En ce moment, on parle beaucoup de la fragilité, de la vulnérabilité des plus de 60 ans. Souvent, ça les agace, et ils ont bien raison... Nous parlons aujourd'hui d'amour, de désir et de sexe quand la jeunesse est révolue. Qui a décidé que vieillir c'était cesser de désirer et d'être désiré ? Pourquoi est-ce tabou ?

A l'occasion de la sortie du livre de Catherine Grangeard, Il n'y a pas d'âge pour jouir !, parlons d'amour, parlons de désir, parlons de libido, parlons de sexe.

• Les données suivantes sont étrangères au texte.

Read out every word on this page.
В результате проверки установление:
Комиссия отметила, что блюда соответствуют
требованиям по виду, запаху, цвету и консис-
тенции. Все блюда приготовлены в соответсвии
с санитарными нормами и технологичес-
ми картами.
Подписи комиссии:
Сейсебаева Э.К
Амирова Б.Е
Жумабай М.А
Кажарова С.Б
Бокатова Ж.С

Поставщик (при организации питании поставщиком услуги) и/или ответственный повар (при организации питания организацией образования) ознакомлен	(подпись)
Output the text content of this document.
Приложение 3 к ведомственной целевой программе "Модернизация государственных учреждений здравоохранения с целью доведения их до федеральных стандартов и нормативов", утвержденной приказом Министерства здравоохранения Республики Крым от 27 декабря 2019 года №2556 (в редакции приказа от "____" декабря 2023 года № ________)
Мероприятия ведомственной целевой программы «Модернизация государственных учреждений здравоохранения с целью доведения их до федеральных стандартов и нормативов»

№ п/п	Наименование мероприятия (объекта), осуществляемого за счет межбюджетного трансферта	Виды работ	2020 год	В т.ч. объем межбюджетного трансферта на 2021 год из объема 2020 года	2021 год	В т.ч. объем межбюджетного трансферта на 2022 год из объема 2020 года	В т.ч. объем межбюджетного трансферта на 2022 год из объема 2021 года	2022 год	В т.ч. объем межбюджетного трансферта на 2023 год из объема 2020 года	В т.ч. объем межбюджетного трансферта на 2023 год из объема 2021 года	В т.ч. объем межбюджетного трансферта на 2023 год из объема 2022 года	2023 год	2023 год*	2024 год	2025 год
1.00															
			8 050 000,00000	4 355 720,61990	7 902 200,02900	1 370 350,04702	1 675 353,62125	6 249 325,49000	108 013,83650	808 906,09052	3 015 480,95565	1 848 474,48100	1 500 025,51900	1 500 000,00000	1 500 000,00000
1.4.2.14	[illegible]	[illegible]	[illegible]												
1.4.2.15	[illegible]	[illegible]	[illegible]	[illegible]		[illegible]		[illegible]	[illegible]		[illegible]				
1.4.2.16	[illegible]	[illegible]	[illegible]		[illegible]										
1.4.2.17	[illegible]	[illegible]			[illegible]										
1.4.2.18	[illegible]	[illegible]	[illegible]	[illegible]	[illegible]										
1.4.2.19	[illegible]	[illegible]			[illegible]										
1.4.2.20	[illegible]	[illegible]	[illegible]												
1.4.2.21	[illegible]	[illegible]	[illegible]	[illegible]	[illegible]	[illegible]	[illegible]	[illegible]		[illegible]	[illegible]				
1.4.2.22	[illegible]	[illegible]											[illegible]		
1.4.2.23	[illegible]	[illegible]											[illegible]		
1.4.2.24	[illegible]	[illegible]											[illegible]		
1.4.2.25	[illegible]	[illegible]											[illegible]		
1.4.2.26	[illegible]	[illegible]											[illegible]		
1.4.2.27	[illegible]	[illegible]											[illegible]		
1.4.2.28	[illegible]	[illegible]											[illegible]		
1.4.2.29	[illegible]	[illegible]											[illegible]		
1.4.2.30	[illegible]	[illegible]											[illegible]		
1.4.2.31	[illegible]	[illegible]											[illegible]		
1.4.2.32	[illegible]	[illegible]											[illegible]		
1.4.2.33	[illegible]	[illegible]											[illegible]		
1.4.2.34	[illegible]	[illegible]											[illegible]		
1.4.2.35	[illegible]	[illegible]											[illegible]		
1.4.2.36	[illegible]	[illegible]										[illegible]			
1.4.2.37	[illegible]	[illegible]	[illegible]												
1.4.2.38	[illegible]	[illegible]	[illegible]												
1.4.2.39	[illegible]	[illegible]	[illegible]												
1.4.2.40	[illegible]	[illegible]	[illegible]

Du pan le plus sexy de nos vie dont certains ont décrété qu'il était fini quand le corps nous échappe, fatalement, quand le miroir nous renvoie un visage moins lisse et même bien ridé.

Est ce que ça n'est pas là, justement, une fois passé le cap de la ménopause, pour les femmes, une fois que l'on sait accepter que les années ont passé, une fois que l'on cesse d'essayer de camoufler le temps qui passe : est ce que ça n'est pas là qu'on peut se réinventer une autre sexualité ?   

Qui a décidé que vieillir c'était cesser d'être désirable et désirer un corps ? Qui a inventé qu'on n'avait plus besoin, ni d'amour, ni de sexe, une fois passé un certain âge ?

Est-ce que ce sujet reste tabou ? Est ce qu'on parle finalement de sexe bien plus librement en étant moins dans la recherche de la performance, quand on n'a plus 20 ans depuis longtemps ?

Avec nous pour en parler et pour répondre à vos questions, Catherine Grangeard, psychanalyste, auteure de Il n'y a pas d'âge pour jouir !  (Editions Larousse, 2020), et Susie Morgenstern auteure de livres jeunesse et de Fleurs tardives (Editions Bayard, 2018).